Dr Amit used the coaching service once. Throughout the session he said he felt that the coach was able to listen and understand the situations that he was describing and explained how he felt that he was “connecting with someone who was very professional in their role, who was being really objective and providing valuable coaching techniques.” The coach signposted Dr Amit to reading and resources that described how people may perceive communication as ‘threats, safety or drive zones’ and he said that “seeing how things change when you look at meetings through these perspectives was really, really helpful.”

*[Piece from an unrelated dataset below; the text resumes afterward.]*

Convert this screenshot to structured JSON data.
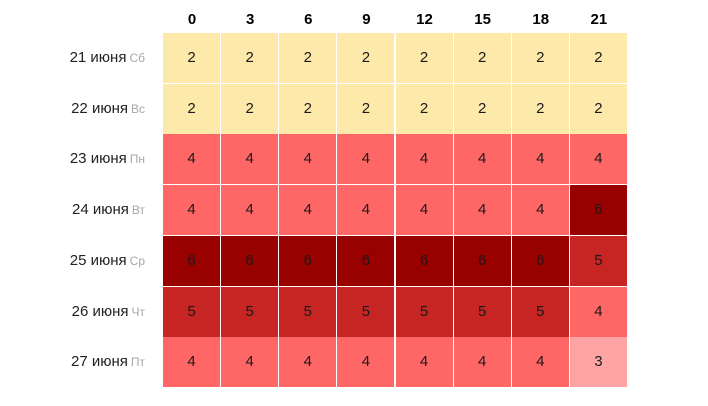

Dr Amit explained that this helped how he conducted himself in consequent ‘meeting rooms’, thinking more clearly about what was said and how he said things. In his opinion “this was what was of most value.” He says if he felt like he needed more support or further issues arose then there would be no hesitation to using the service again.
Impact of the coaching
He was able to approach subjects using language that was “less challenging, less threatening and more supportive, professional and courteous” which led to more opportunities for reflection in meetings. Dr Amit says: “It is these types of conversations that make me a better clinician and a more rounded doctor … you are not taught these types of things in medical school.”
Dr Amit has strongly recommended #LookingAfterYouToo to other colleagues: “Sometimes it can be a real strength talking about your vulnerabilities to other people … you become more rounded, and this can help the practice run well and more efficiently, improve patient care and the organisation.”